What I do is something like this -
MAIN CSECT
USING *,12
LA 15,SAVEAREA
ST 13,4(,15)
ST 15,8(,13)
LR 13,15
BAS 14,SUBR1
BAS 14,SUBR2
L 13,4(,13)
SR 15,15
IC 15,RC
RETURN (14,12)
EJECT
SUBR1 BASR 15,0
SAVE (14,3),,SUBR1
LA 15,72(,13)
ST 13,4(,15)
ST 15,8(,13)
LR 13,15
MVI RC,16
L 13,4(,13)
RETURN (14,3)
EJECT
SUBR2 BASR 15,0
SAVE (14,5),,SUBR2
LA 15,72(,13)
ST 13,4(,15)
ST 15,8(,13)
LR 13,15
BAS 14,SUBR1
L 13,4(,13)
RETURN (14,5)
SAVEAREA DC (5*18)F'0'
The BASR 15,0 before the SAVE macro for the function is required because a SAVE macro that specifies an identifier
requires that register 15 has the address of the macro. Yes, I know there are “tricks” that bypass the requirement but I seldom bother. Some programmers that use this method apply careful methods to avoid overflowing the save area stack, but since I started using it I have never once overflowed the save area stack, though I think I've gone 4 levels down from time to time.
In the SAVE macro you specify registers to save. You only need to save and restore the registers the actual routine itself modifies. Any subroutine you call is responsible for the registers it uses. The STM and LM instructions in the SAVE and RETURN macros are the slowest part of this scheme; any register you do not have to save improves the performance. I have a function I regularly use that just saves register 14, calls an external function and then calls an internal function. The external function uses every register, the internal function uses several registers, but by rigorously following the SAVE and RETURN convention everyone is happy. You will find it's rarely necessary to save and restore registers 15, 0 and 1; most programmers assume they are trashed by the call. My example does not use recursion, though in the 1970s and 1980s I used essentially this scheme to implement a function stack that required recursion.

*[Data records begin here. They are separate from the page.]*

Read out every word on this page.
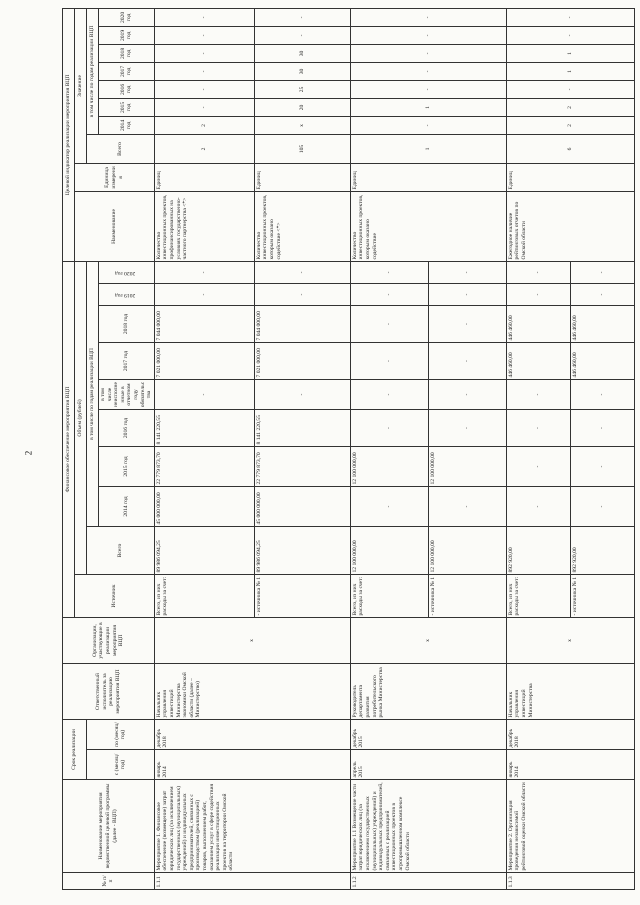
2
№ п/п	Наименование мероприятия ведомственной целевой программы (далее - ВЦП)	Срок реализации		Ответственный исполнитель за реализацию мероприятия ВЦП	Организации, участвующие в реализации мероприятия ВЦП	Финансовое обеспечение мероприятия ВЦП										Целевой индикатор реализации мероприятия ВЦП									
						Источник	Объем (рублей)									Наименование	Единица измерения	Значение							
		с (месяц/ год)	по (месяц/ год)				Всего	в том числе по годам реализации ВЦП										Всего	в том числе по годам реализации ВЦП						
								2014 год	2015 год	2016 год	в том числе неисполненные в отчетном году обязательства	2017 год	2018 год	2019 год	2020 год				2014 год	2015 год	2016 год	2017 год	2018 год	2019 год	2020 год
1.1.1	Мероприятие 1. Финансовое обеспечение (возмещение) затрат юридических лиц (за исключением государственных (муниципальных) учреждений) и индивидуальных предпринимателей, связанных с производством (реализацией) товаров, выполнением работ, оказанием услуг в сфере содействия реализации инвестиционных проектов на территории Омской области	январь 2014	декабрь 2018	Начальник управления инвестиций Министерства экономики Омской области (далее – Министерство)	х	Всего, из них расходы за счет:	89 986 094,25	45 000 000,00	22 779 873,70	8 141 220,55	-	7 021 000,00	7 044 000,00	-	-	Количество инвестиционных проектов, профинансированных на условиях государственно-частного партнерства <*>	Единиц	2	2	-	-	-	-	-	-
						- источника № 1	89 986 094,25	45 000 000,00	22 779 873,70	8 141 220,55	-	7 021 000,00	7 044 000,00	-	-	Количество инвестиционных проектов, которым оказано содействие <*>	Единиц	105	х	20	25	30	30	-	-
1.1.2	Мероприятие 1.1 Возмещение части затрат юридических лиц (за исключением государственных (муниципальных) учреждений) и индивидуальных предпринимателей, связанных с реализацией инвестиционных проектов в агропромышленном комплексе Омской области	апрель 2015	декабрь 2015	Руководитель департамента развития потребительского рынка Министерства	х	Всего, из них расходы за счет:	12 100 000,00	-	12 100 000,00	-	-	-	-	-	-	Количество инвестиционных проектов, которым оказано содействие	Единиц	1	-	1	-	-	-	-	-
						- источника № 1	12 100 000,00	-	12 100 000,00	-	-	-	-	-	-										
1.1.3	Мероприятие 2. Организация проведения независимой рейтинговой оценки Омской области	январь 2014	декабрь 2018	Начальник управления инвестиций Министерства	х	Всего, из них расходы за счет:	892 920,00	-	-	-	-	446 460,00	446 460,00	-	-	Ежегодное наличие рейтинговых отчетов по Омской области	Единиц	6	2	2	-	1	1	-	-
						- источника № 1	892 920,00	-	-	-	-	446 460,00	446 460,00	-	-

As you have noted, there are no PUSH and POP instructions. However, there is the BAKR instruction and the PC and PR instructions, which evidently you missed. I do not use them; they are
extremely slow. The engineers that defined the System/360 architecture were very aware of architectures such as the B5500 that implemented the stack concept but had essentially no registers and thought using real registers rather than s-l-o-w storage for pseudo registers in a stack would yield better overall performance. The trade off is stacking concepts can mean faster context switching, say for subroutine calls or interrupts than with System/360 type architectures. In the 1980s I inherited a program that implemented PUSH and POP by macros, and grew to thoroughly detest the whole scheme.